H. Selim Açan, konuşmasının son bölümünde de giderek hızlanan bütün belirtilere rağmen savaşın kaçınılmaz bir kader olmadığını, Lenin’in Zimmerwald Solu örneğini hatırlatarak en güçsüz-cılız halimizle bile yapabileceklerimizin olduğunu vurguladı.

Panel moderatörü göç ve göçmenlik boyutu üzerinde duracak konuşmacı ATİK temsilcisi Süleyman Gürcan’a sözü şu soruyu sorarak verdi: “Bütün bu savaşlar, emperyalist sermayenin yol açtığı işsizlik, yoksulluk ve doğa tahribatlarının bir sonucu olarak göç ve göçmenlik olgusu da geometrik olarak katlanıyor.
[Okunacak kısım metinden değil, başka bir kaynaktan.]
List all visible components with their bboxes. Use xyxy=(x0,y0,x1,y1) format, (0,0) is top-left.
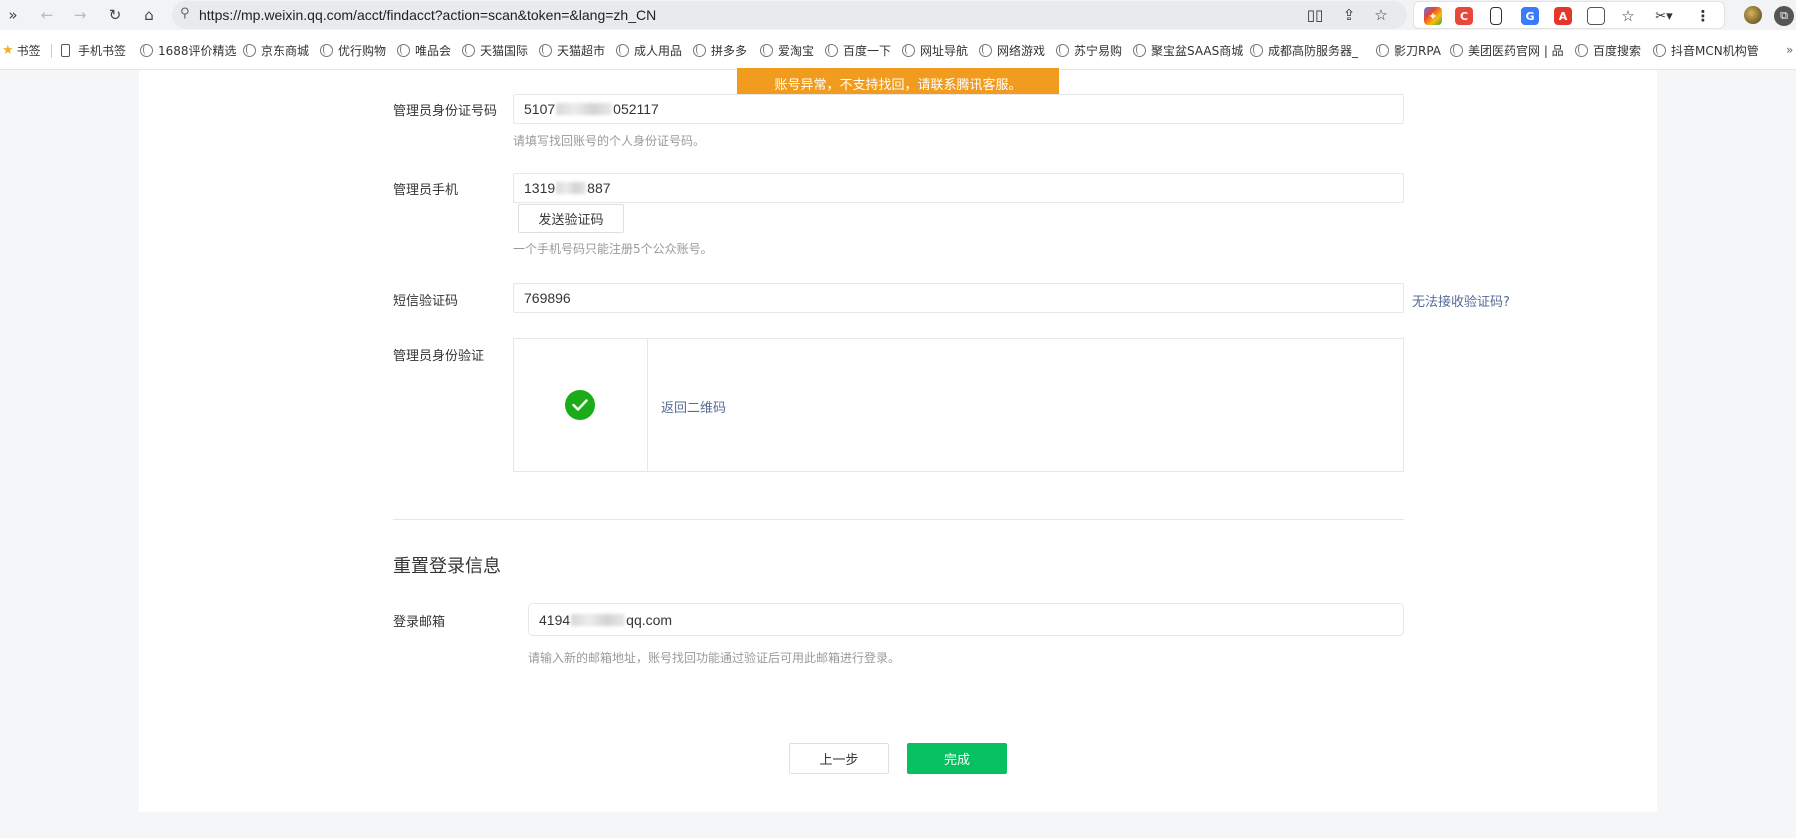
window-icon[interactable]: ⧉ xyxy=(1774,6,1794,26)
phone-hint: 一个手机号码只能注册5个公众账号。 xyxy=(513,242,713,256)
menu-icon[interactable]: ⋮ xyxy=(1694,7,1712,25)
mobile-icon xyxy=(61,43,70,57)
overflow-icon[interactable]: » xyxy=(1786,42,1793,58)
csdn-extension-icon[interactable]: C xyxy=(1455,7,1473,25)
ai-extension-icon[interactable]: ✦ xyxy=(1424,7,1442,25)
bookmark-item[interactable]: 手机书签 xyxy=(61,42,126,58)
bookmark-item[interactable]: 网络游戏 xyxy=(979,42,1045,58)
tab-extension-icon[interactable] xyxy=(1587,7,1605,25)
sms-code-input[interactable]: 769896 xyxy=(513,283,1404,313)
login-email-label: 登录邮箱 xyxy=(393,615,446,630)
pdf-extension-icon[interactable]: A xyxy=(1554,7,1572,25)
reader-icon[interactable]: ▯▯ xyxy=(1304,5,1326,25)
bookmark-item[interactable]: 苏宁易购 xyxy=(1056,42,1122,58)
browser-toolbar: » ← → ↻ ⌂ ⚲ https://mp.weixin.qq.com/acc… xyxy=(0,0,1796,30)
done-button[interactable]: 完成 xyxy=(907,743,1007,774)
identity-verify-label: 管理员身份验证 xyxy=(393,349,485,364)
bookmark-item[interactable]: 天猫国际 xyxy=(462,42,528,58)
bookmark-item[interactable]: 京东商城 xyxy=(243,42,309,58)
send-code-button[interactable]: 发送验证码 xyxy=(518,204,624,233)
bookmark-item[interactable]: 爱淘宝 xyxy=(760,42,814,58)
bookmark-item[interactable]: 网址导航 xyxy=(902,42,968,58)
bookmark-item[interactable]: 1688评价精选 xyxy=(140,42,237,58)
bookmark-item[interactable]: 优行购物 xyxy=(320,42,386,58)
check-icon xyxy=(565,390,595,420)
bookmark-item[interactable]: 百度搜索 xyxy=(1575,42,1641,58)
masked-text xyxy=(571,613,626,626)
globe-icon xyxy=(616,43,629,57)
globe-icon xyxy=(760,43,773,57)
bookmark-item[interactable]: 影刀RPA xyxy=(1376,42,1441,58)
globe-icon xyxy=(320,43,333,57)
login-email-input[interactable]: 4194 qq.com xyxy=(528,603,1404,636)
bookmark-item[interactable]: 美团医药官网 | 品 xyxy=(1450,42,1564,58)
bookmark-item[interactable]: 拼多多 xyxy=(693,42,747,58)
globe-icon xyxy=(979,43,992,57)
scissors-icon[interactable]: ✂▾ xyxy=(1651,7,1677,25)
id-number-hint: 请填写找回账号的个人身份证号码。 xyxy=(513,134,706,148)
verify-status xyxy=(514,339,648,471)
section-divider xyxy=(393,519,1404,520)
phone-input[interactable]: 1319 887 xyxy=(513,173,1404,203)
globe-icon xyxy=(140,43,153,57)
identity-verify-box: 返回二维码 xyxy=(513,338,1404,472)
bookmark-item[interactable]: ★ 书签 xyxy=(2,42,41,58)
bookmark-item[interactable]: 抖音MCN机构管 xyxy=(1653,42,1759,58)
star-icon[interactable]: ☆ xyxy=(1370,5,1392,25)
avatar[interactable] xyxy=(1744,6,1762,24)
globe-icon xyxy=(397,43,410,57)
globe-icon xyxy=(1056,43,1069,57)
divider xyxy=(51,44,52,58)
globe-icon xyxy=(693,43,706,57)
globe-icon xyxy=(462,43,475,57)
id-number-input[interactable]: 5107 052117 xyxy=(513,94,1404,124)
globe-icon xyxy=(243,43,256,57)
bookmark-item[interactable]: 唯品会 xyxy=(397,42,451,58)
share-icon[interactable]: ⇪ xyxy=(1338,5,1360,25)
bookmarks-bar: ★ 书签 手机书签 1688评价精选 京东商城 优行购物 唯品会 天猫国际 天猫超… xyxy=(0,30,1796,70)
url-text: https://mp.weixin.qq.com/acct/findacct?a… xyxy=(199,7,657,23)
prev-step-button[interactable]: 上一步 xyxy=(789,743,889,774)
translate-extension-icon[interactable]: G xyxy=(1521,7,1539,25)
phone-label: 管理员手机 xyxy=(393,183,459,198)
back-to-qr-link[interactable]: 返回二维码 xyxy=(661,397,726,416)
back-icon[interactable]: ← xyxy=(36,4,58,26)
home-icon[interactable]: ⌂ xyxy=(138,4,160,26)
bookmark-item[interactable]: 成人用品 xyxy=(616,42,682,58)
globe-icon xyxy=(1450,43,1463,57)
globe-icon xyxy=(1133,43,1146,57)
login-email-hint: 请输入新的邮箱地址，账号找回功能通过验证后可用此邮箱进行登录。 xyxy=(528,651,901,665)
bookmark-item[interactable]: 百度一下 xyxy=(825,42,891,58)
mobile-extension-icon[interactable] xyxy=(1490,7,1502,25)
globe-icon xyxy=(1376,43,1389,57)
chevron-double-icon[interactable]: » xyxy=(2,4,24,26)
bookmark-item[interactable]: 聚宝盆SAAS商城 xyxy=(1133,42,1243,58)
address-bar[interactable]: ⚲ https://mp.weixin.qq.com/acct/findacct… xyxy=(172,1,1407,29)
search-icon: ⚲ xyxy=(180,6,190,21)
globe-icon xyxy=(902,43,915,57)
globe-icon xyxy=(1575,43,1588,57)
bookmark-item[interactable]: 成都高防服务器_ xyxy=(1250,42,1358,58)
bookmark-item[interactable]: 天猫超市 xyxy=(539,42,605,58)
star-icon: ★ xyxy=(2,42,14,58)
globe-icon xyxy=(539,43,552,57)
globe-icon xyxy=(1250,43,1263,57)
masked-text xyxy=(556,103,613,115)
masked-text xyxy=(556,182,587,194)
bookmark-star-icon[interactable]: ☆ xyxy=(1619,7,1637,25)
reset-section-title: 重置登录信息 xyxy=(393,556,501,577)
sms-code-label: 短信验证码 xyxy=(393,294,459,309)
id-number-label: 管理员身份证号码 xyxy=(393,104,498,119)
globe-icon xyxy=(1653,43,1666,57)
reload-icon[interactable]: ↻ xyxy=(104,4,126,26)
extensions-bar: ✦ C G A ☆ ✂▾ ⋮ xyxy=(1413,1,1725,29)
no-code-link[interactable]: 无法接收验证码? xyxy=(1412,291,1510,310)
globe-icon xyxy=(825,43,838,57)
forward-icon[interactable]: → xyxy=(69,4,91,26)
Veba olarak görülen göç ve göçmenlik sorunu dünya halklarının tepesinde sallanan bir kılıç. Hiç kimsenin garantisi yok. Bu konuda neler yapmak gerekir?”
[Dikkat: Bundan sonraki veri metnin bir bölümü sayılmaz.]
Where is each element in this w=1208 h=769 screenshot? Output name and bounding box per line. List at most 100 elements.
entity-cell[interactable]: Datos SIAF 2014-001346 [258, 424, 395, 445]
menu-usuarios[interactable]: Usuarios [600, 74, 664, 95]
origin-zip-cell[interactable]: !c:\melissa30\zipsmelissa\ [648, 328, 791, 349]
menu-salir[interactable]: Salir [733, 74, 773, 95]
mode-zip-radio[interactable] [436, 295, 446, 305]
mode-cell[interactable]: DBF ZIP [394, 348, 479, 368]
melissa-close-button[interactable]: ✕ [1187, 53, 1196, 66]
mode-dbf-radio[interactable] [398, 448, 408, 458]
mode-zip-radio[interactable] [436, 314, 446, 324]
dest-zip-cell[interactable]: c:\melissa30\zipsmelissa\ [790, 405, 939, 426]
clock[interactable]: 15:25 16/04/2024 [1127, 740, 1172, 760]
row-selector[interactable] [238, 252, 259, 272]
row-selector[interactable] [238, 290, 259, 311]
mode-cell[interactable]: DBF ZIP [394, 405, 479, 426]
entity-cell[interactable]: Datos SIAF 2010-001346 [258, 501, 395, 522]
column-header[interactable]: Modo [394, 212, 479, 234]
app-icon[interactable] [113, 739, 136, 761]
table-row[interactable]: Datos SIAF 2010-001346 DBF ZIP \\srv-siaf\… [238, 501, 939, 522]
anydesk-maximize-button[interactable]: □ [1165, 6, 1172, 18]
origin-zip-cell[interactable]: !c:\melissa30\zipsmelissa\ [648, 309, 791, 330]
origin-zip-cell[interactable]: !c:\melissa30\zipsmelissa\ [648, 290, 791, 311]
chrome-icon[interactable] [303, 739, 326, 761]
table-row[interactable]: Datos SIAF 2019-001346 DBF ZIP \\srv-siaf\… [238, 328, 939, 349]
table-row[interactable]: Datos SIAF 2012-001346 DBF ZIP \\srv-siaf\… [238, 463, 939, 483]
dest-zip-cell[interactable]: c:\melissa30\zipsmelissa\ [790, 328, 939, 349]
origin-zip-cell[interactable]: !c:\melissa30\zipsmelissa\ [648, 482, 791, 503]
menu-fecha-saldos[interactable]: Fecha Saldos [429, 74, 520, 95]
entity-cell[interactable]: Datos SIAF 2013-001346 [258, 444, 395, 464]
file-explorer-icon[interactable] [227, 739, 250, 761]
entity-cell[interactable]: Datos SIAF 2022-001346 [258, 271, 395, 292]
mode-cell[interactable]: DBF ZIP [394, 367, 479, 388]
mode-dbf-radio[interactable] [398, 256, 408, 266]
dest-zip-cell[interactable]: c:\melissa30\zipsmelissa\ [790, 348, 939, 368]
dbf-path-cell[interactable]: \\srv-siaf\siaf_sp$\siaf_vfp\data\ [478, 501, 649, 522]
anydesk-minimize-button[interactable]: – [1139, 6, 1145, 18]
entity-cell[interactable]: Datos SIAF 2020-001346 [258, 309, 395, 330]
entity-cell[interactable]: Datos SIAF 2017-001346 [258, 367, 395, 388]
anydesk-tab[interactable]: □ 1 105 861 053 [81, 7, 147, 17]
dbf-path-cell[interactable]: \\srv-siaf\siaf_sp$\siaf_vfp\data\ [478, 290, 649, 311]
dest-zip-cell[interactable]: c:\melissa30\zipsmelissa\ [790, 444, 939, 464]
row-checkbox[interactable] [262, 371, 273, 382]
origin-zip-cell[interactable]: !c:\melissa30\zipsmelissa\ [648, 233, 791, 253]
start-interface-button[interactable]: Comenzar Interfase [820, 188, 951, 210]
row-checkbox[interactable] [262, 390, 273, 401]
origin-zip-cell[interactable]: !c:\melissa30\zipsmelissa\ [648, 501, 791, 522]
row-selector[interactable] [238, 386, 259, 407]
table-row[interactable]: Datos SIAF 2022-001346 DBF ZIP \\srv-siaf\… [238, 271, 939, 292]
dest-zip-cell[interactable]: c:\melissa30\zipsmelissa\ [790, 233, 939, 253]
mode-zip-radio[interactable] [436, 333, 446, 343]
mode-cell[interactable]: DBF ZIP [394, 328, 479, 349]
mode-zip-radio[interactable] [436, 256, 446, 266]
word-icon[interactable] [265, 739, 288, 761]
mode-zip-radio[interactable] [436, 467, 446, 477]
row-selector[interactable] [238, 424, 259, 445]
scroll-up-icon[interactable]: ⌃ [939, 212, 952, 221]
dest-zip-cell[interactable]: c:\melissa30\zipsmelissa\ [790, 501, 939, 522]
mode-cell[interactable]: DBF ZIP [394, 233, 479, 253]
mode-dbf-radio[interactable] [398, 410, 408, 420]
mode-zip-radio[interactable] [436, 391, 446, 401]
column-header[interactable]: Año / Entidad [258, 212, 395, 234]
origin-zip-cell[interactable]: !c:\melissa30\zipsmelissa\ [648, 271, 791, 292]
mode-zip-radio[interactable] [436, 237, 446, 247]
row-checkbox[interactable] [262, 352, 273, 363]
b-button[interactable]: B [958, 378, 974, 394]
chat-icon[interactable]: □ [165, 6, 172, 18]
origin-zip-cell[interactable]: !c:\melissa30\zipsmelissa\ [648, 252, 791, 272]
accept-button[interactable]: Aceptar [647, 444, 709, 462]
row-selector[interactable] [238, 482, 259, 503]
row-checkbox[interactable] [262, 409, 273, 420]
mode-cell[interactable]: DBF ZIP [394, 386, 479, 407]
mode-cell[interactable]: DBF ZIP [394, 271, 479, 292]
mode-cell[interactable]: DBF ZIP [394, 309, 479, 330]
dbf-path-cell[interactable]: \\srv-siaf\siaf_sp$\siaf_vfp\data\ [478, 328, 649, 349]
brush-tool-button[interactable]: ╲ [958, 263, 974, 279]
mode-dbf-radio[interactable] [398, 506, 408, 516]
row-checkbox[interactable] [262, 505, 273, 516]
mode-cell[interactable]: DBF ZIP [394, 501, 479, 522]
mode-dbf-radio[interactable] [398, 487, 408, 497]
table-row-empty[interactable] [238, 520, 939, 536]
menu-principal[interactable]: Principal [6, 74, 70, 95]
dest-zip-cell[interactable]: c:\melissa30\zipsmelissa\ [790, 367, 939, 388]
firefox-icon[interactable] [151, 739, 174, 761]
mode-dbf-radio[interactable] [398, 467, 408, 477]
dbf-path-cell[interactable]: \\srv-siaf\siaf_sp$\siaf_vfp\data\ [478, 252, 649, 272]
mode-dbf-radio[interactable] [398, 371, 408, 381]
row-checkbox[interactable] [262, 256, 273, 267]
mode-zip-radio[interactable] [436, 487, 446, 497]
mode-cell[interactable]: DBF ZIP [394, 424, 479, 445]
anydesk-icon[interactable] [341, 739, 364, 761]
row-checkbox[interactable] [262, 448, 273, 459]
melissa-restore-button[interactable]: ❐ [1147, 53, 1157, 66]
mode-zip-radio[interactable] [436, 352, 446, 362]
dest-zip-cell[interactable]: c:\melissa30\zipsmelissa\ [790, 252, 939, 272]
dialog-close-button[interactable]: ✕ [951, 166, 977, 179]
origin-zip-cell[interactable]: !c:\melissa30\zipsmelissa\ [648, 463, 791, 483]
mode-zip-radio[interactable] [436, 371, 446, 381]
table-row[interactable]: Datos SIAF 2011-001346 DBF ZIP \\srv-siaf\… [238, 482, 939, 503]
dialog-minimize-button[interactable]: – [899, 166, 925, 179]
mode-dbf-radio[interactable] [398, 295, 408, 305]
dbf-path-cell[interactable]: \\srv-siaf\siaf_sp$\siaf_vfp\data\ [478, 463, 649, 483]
Süleyman Gürcan konuşması sırasında göç ve göçmenlik gerçeğinin değişik yönlerine değinen bilgilendirici ve ufuk açıcı bir sunum yaptı. Göç dalgalarını doğuran ve sadece savaşlarla sınırlı olmayan emperyalist kapitalist talana işaret etmenin yanında konunun nasıl korkunç bir sektör halini aldığını rakamlarla sergiledi. Bu bağlamda emeğin daha da ucuzlatılması, organ mafyası, pedofili ve fuhuş sektörünün nasıl hayat bulduğunu anlattı. Avrupa hükümetleri, hatta kamuoyunun göç ve göçmenlik sorununda sergilediği ikiyüzlülük ve kayıtsızlığa dikkat çekti. Yeni göç politikaları adı altında mültecilere nasıl insanlık dışı koşullar yaratılmak istendiğini sergiledi. Özellikle Almanya ve Fransa örneklerini anarak bütün Avrupa ülkelerinde oturum hakkı, hatta vatandaşlık kazanmış olanların bile hangi tehlikelerle karşı karşıya olduğuna işaret etti.

Panel soru ve cevaplar bölümünün ardından bitirildi.